The son of Manuel Cepeda Vargas—a senator from the Patriotic Union assassinated in 1994—he founded the National Movement of Victims of State Crimes and has focused much of his career on the pursuit of justice regarding events that occurred during the armed conflict. He has defended human rights, demonstrating his commitment to a negotiated solution to war and advocating for progressive policies. During his career as senator, he led historic political oversight debates on the links between drug trafficking, political leaders, and paramilitarism in Colombia.
At the same time, he has promoted legal proceedings against former President Álvaro Uribe Vélez for alleged bribery in criminal proceedings and procedural fraud, a case in which the Supreme Court declared him a formal victim. He has remained close to social and youth movements in Colombia, defending social protest as a legitimate means of citizen participation. One of his political banners for a possible government is, furthermore, respect for diversity in its many expressions.
In the interviews he has given during his campaign, Cepeda has remained calm. He does not raise his voice or interrupt his interviewer, and in the face of the sexist episodes carried out by his opponent, he has openly expressed his rejection and called for the overthrow of patriarchy. He has also appeared on digital channels aimed at young audiences, where he is shown smiling and even using some symbols associated with K-pop.
The electoral support received by De la Espriella cannot be explained solely by his government proposals. His success also reveals the persistence of a particular way of understanding male leadership in Colombia. A masculinity that associates authority with strength, security with control, and the capacity to govern with a willingness to confront. De la Espriella embodies a hegemonic and heteronormative masculinity, willing to “tear apart” anyone who thinks or speaks differently from him.

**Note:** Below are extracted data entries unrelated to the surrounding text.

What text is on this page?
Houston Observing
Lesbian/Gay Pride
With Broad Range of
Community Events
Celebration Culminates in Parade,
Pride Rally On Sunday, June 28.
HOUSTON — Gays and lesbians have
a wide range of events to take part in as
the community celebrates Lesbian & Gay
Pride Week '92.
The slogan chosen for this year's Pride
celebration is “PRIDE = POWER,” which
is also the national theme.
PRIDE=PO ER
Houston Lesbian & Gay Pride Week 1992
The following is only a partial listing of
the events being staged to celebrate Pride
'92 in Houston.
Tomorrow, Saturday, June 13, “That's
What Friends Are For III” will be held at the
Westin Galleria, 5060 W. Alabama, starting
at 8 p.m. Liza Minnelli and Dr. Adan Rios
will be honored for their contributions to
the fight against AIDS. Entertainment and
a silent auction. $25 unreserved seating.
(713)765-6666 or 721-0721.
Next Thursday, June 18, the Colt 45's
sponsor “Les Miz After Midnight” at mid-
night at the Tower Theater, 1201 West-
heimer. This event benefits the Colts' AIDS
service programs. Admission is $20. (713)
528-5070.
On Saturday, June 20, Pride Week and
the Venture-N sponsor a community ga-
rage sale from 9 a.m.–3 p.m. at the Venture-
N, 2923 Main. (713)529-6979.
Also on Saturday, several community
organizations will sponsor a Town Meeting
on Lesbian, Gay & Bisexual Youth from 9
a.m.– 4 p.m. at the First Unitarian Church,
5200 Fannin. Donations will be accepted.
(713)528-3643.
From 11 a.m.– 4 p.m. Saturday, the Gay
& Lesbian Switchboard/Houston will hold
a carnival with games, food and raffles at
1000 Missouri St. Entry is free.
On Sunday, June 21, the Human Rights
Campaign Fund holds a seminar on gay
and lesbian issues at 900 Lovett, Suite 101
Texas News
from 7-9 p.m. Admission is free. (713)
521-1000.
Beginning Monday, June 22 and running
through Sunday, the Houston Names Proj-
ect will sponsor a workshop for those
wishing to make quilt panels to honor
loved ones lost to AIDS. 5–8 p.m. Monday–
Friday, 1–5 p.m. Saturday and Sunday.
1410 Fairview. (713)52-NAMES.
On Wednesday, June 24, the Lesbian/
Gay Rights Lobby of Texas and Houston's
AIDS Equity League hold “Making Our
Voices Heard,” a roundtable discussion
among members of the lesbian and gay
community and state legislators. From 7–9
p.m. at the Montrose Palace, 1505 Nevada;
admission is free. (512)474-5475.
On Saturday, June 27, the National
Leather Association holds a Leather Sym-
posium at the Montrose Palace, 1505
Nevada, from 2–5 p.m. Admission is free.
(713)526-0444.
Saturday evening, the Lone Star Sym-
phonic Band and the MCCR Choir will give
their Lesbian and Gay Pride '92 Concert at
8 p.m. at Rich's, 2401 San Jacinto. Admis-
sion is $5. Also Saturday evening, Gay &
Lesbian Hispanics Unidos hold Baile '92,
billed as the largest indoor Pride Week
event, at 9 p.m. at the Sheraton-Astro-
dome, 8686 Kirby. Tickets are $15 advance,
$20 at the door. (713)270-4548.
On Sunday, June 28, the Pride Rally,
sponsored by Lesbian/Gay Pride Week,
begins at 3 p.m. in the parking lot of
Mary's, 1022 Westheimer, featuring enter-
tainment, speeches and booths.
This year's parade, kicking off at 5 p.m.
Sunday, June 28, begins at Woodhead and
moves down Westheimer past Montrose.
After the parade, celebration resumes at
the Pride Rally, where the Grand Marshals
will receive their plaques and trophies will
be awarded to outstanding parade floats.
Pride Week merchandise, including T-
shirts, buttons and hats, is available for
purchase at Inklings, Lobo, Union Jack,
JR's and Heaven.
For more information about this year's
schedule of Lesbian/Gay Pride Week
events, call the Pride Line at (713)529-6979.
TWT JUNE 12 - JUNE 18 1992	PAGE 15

Despite decades of armed conflict, political violence, and drug trafficking, a significant part of the population continues to place its hopes in a figure who promises order through violence, who promises to resolve conflicts and improve security in the country with even more violence—a strategy that, thanks to extensive research conducted in the country and institutions such as the JEP and the Truth Commission, we know does not solve the problem but rather worsens it. What is worrying is that this promise of a “firm hand” relies on a very specific idea of what it means to be a man: not to doubt, not to listen too much, not to show vulnerability, and to be willing to impose one’s will on others. The support this candidacy has received is an X-ray of accepted masculinity, of the place that part of the country believes men should occupy and, consequently, the place women should occupy.
In contrast, Iván Cepeda’s candidacy seems to rehearse another possibility. Not necessarily the absence of authority, but an authority built from other affective repertoires: listening, dialogue, memory, care, and recognition of difference. It is what we might consider an alternative masculinity, which precisely because it is alternative has received criticism.
It is no coincidence that one of the most frequent objections to his candidacy is the alleged lack of a strategy sufficiently “strong” to confront armed groups and the different expressions of violence that persist in the country. Behind this criticism seems to lie an idea deeply rooted in our political culture: the belief that governing necessarily implies imposing, punishing, or exercising force. The masculinity embodied by Cepeda is unsettling because it challenges that association. It suggests that authority can be built through words and not only through threats.
For that reason, the electoral contest does not only pit two political projects against each other. It also confronts two imaginaries of masculinity. And the outcome of that dispute says as much about the candidates as it does about the country that elects them.